Second only to the Bela Lugosi version of Dracula (1931) in setting the image of Dracula in contemporary popular culture was the first of the Hammer Films Dracula movies starring Christopher Lee. Originally released as Dracula (1958), it subsequently was released in the United States as The Horror of Dracula, the title commonly used to distinguish it not only from the other Dracula movies, but from the host of Christopher Lee Dracula/vampire films. The movement of Hammer Films into the horror market has become one of the most famous stories in motion picture history. The Horror of Dracula came on the heels of the company’s success with a new version of Frankenstein, and utilized the following team: Christopher Lee as Dracula; Peter Cushing as Abraham Van Helsing; and Terence Fisher and Jimmy Sangster as director and screenwriter, respectively.

While having the 1931 Universal Pictures production as a persistent reference point, The Horror of Dracula attempted to reinterpret the story and return to the Bram Stoker novel for inspiration (though it deviated from both the novel and the previous movie in important ways). The story opened with Jonathan Harker (John Van Eyssen) coming to Castle Dracula not as a real estate agent, but as Dracula’s new librarian. Here, prior to Dracula’s appearance, he encountered a young woman dressed in nightclothes. It soon was revealed that he was an undercover agent and had, in fact, come to Castle Dracula as Van Helsing’s assistant to kill Dracula. Harker was attacked and bitten by the woman (Valerie Gaunt), whom he in turn killed. But in the process he became a vampire himself. (The Horror of Dracula popularized the assumption that a single bite by a vampire was all that was necessary for one to become a vampire—an opinion not proposed in Stoker’s novel.) In this movie, Dracula escaped before Van Helsing arrived at Castle Dracula to check on his co-conspirator. Discovering that Harker had been compromised, Van Helsing was forced to stake him, and he returned to England to begin a one-on-one confrontation with Dracula, which was the true subject of the film.

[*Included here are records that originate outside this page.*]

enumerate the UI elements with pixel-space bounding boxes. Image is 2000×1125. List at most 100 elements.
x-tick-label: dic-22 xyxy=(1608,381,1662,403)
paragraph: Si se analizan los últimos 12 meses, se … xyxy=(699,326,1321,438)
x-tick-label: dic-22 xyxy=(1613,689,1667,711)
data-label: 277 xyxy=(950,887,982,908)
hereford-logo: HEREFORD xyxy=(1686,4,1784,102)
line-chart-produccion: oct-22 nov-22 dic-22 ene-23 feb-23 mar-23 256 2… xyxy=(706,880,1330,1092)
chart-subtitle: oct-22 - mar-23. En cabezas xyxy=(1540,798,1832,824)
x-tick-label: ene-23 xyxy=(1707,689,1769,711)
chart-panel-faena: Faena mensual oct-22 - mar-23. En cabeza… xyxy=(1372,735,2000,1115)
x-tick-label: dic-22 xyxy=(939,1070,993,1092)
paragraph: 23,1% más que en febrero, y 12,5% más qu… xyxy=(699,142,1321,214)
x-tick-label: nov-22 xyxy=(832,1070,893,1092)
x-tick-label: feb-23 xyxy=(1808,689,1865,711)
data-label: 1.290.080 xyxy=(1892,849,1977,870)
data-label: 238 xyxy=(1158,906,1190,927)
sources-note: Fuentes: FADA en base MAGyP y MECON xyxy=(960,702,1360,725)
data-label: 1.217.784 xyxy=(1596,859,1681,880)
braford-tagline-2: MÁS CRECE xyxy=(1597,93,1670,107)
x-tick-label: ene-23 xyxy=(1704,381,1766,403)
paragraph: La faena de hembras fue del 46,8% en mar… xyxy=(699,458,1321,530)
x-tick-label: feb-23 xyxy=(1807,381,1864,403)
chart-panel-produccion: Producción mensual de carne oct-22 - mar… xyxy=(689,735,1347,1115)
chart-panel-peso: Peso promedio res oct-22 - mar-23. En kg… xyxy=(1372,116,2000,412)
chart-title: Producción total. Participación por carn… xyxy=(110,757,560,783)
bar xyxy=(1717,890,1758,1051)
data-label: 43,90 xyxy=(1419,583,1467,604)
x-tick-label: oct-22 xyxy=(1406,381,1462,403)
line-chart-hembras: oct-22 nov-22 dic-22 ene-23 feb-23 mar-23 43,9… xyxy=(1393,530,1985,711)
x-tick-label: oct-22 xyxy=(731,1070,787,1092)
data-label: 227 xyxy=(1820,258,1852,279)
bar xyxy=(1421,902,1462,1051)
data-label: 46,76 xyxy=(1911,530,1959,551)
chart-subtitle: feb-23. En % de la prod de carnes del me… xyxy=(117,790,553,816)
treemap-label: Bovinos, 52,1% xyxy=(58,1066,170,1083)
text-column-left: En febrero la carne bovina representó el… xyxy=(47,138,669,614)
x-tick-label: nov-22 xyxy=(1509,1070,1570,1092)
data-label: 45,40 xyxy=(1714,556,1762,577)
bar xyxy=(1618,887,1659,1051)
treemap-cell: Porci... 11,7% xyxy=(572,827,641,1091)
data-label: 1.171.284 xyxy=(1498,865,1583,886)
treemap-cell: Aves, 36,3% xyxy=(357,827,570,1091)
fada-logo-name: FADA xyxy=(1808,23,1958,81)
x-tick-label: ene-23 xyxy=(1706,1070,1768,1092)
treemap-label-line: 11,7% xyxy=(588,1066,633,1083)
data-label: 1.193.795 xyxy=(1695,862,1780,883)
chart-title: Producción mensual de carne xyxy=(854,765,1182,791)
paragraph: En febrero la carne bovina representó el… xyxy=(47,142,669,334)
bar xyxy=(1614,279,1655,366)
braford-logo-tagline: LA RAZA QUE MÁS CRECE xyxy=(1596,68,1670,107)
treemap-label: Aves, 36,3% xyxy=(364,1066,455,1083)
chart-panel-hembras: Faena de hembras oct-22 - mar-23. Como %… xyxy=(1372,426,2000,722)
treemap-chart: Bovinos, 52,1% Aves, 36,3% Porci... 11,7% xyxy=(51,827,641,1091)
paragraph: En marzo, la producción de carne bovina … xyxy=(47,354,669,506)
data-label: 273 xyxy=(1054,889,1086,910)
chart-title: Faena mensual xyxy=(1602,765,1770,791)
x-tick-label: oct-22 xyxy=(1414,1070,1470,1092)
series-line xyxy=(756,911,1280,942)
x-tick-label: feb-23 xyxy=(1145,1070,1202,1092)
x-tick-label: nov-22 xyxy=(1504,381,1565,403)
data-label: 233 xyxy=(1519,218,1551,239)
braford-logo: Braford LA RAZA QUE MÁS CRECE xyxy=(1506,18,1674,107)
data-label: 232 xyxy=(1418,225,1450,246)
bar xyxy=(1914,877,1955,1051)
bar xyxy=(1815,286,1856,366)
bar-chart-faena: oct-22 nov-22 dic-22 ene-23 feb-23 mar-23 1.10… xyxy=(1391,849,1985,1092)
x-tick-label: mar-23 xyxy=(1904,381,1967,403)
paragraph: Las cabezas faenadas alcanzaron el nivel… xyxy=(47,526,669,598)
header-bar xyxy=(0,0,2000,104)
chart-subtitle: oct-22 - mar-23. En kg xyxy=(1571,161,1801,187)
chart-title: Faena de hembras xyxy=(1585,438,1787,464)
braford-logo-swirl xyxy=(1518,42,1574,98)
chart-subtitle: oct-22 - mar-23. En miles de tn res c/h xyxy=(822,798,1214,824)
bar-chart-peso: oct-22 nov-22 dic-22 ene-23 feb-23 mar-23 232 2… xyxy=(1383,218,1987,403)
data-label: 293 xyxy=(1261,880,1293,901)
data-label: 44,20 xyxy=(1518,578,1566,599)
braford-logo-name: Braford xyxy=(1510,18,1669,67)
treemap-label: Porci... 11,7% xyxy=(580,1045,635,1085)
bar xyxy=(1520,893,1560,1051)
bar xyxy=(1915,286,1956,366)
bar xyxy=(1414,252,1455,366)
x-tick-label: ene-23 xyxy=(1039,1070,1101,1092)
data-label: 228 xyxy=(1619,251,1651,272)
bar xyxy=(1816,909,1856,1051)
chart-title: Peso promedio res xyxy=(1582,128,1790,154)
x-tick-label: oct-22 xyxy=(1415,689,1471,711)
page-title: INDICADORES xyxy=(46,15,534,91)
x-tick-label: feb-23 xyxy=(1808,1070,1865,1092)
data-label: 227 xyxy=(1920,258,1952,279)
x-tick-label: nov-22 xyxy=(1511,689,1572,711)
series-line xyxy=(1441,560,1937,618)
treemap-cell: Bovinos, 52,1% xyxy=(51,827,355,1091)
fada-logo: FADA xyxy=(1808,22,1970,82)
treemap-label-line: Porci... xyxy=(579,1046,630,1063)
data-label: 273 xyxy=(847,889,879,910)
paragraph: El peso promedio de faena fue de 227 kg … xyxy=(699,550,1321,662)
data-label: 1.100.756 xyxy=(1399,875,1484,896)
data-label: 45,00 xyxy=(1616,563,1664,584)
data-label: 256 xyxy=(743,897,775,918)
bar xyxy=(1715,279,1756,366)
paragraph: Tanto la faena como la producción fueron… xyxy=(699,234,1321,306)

Dracula beat Van Helsing to England, where a new configuration of Stoker’s familiar characters had been created. Gone were Dr. John Seward, R. N. Renfield, and Quincey P. Morris. Arthur Holmwood (Michael Gough) emerged as the dominant male. Rather than a suitor of Lucy Westenra (Carol Marsh), however, he was married to Mina Murray (Melissa Stribling), and Lucy was recast as his sister (and Harker’s fiance). Lucy also was the primary object of Dracula’s interest, he having taken her picture from Harker before leaving the castle. Van Helsing discovered that Lucy already had been bitten and was vampirizing others, so he took the lead in killing her. An angry Dracula then attacked Mina.

In the final scene, Holmwood and Van Helsing chased Dracula back to his home. Dracula had discarded Mina in an open grave and was burying her when the hunters arrived. Arthur went to his wife’s side while Van Helsing chased Dracula into his castle. Dracula had all but defeated Van Helsing, but, as so many villains before him, he paused to experience a very human moment of satisfaction. In that moment, Van Helsing recovered and, pushing the vampire aside, he rushed across the room and pulled the draperies from the window, allowing sunlight to stream into the room. The sunlight, which was fatal to vampires, caught Dracula’s foot and quickly burned it. Grabbing a crucifix, Van Helsing pushed Dracula farther into the light, which then completely consumed him. Dracula’s ashes blew away in the wind, leaving only his large ring. (The ring and ashes would become important in future Hammer Dracula sequels, though there seems no reason to believe that Fisher had a sequel in mind when completing the The Horror of Dracula.) By the same sunlight that killed Dracula, Mina was cured of her vampirism, and she and her husband were happily reunited.

Two elements contributed to the success of The Horror of Dracula. First, the movie presented a new openness toward sexuality. There is every reason to believe that the interpretation of the psychological perspectives on vampire mythology, such as that offered by Ernest Jones’s now classic study On the Nightmare (1931), underlay the movie’s presentation. That sexual element began with Harker’s encounter with one of Dracula’s brides. While Harker drew her to what he thought was a protective embrace, she gleefully took full advantage of the situation and bit him, a scene that has been the object of various psychological interpretations relative to teenage sexual awakening. That interpretation was reinforced by his subsequent attack on the woman with his stake. Harker’s naive actions, of course, prove fatal.

Dracula was just as sexual as his vampire bride. He seduced the women he bit with kisses and gained their loving attention before he sank his teeth in their neck. As David J. Hogan, in Dark Romance: Sexuality in the Horror Film, notes, “When he (Lee) bites a young lovely’s throat he is not merely feeding, but experiencing (and inducing) a moment of orgasmic ecstasy.” Lee would go on from the The Horror of Dracula to become an international star and, like Lugosi, to develop a large and loyal female following.

The second element of success of The Horror of Dracula was that it was the first Dracula movie to be made in Technicolor. It made full use of red liquids from the still little understood blood dripping on a crypt during the opening credits to its more appropriate reappearances throughout the picture. Color added a new dimension to the horror movie and secured its revival in the 1960s. Color also cooperated with the heightened level of freedom concerning what could be pictured on the screen. In 1931, Dracula never showed his fangs or bit anyone on camera. However, Lee regularly showed his teeth and had no problem offering the women his vampire kiss.

Sources:

Hogan, David J. Dark Romance: Sexuality in the Horror Film. Jefferson, NC: McFarland & Company, 1986. 334 pp.
Holte, James Craig. Dracula in the Dark: The Dracula Film Adaptations. Westport, CT: Greenwood Press, 1997. 161 pp.
Jones, Ernest. On the Nightmare. New York: Liveright Publishing Company, 1951. 374 pp. Originally published in 1931.
Ursini, James, and Alain Silver. The Vampire Film: From Nosferatu to Bram Stoker’s Dracula. New York: Limelight Editions, 2004. 342 pp.
Waller, Gregory A. The Living and the Undead: From Stoker’s Dracula to Romero’s Dawn of the Undead. Urbana, IL: University of Illinois Press, 1986. 376 pp.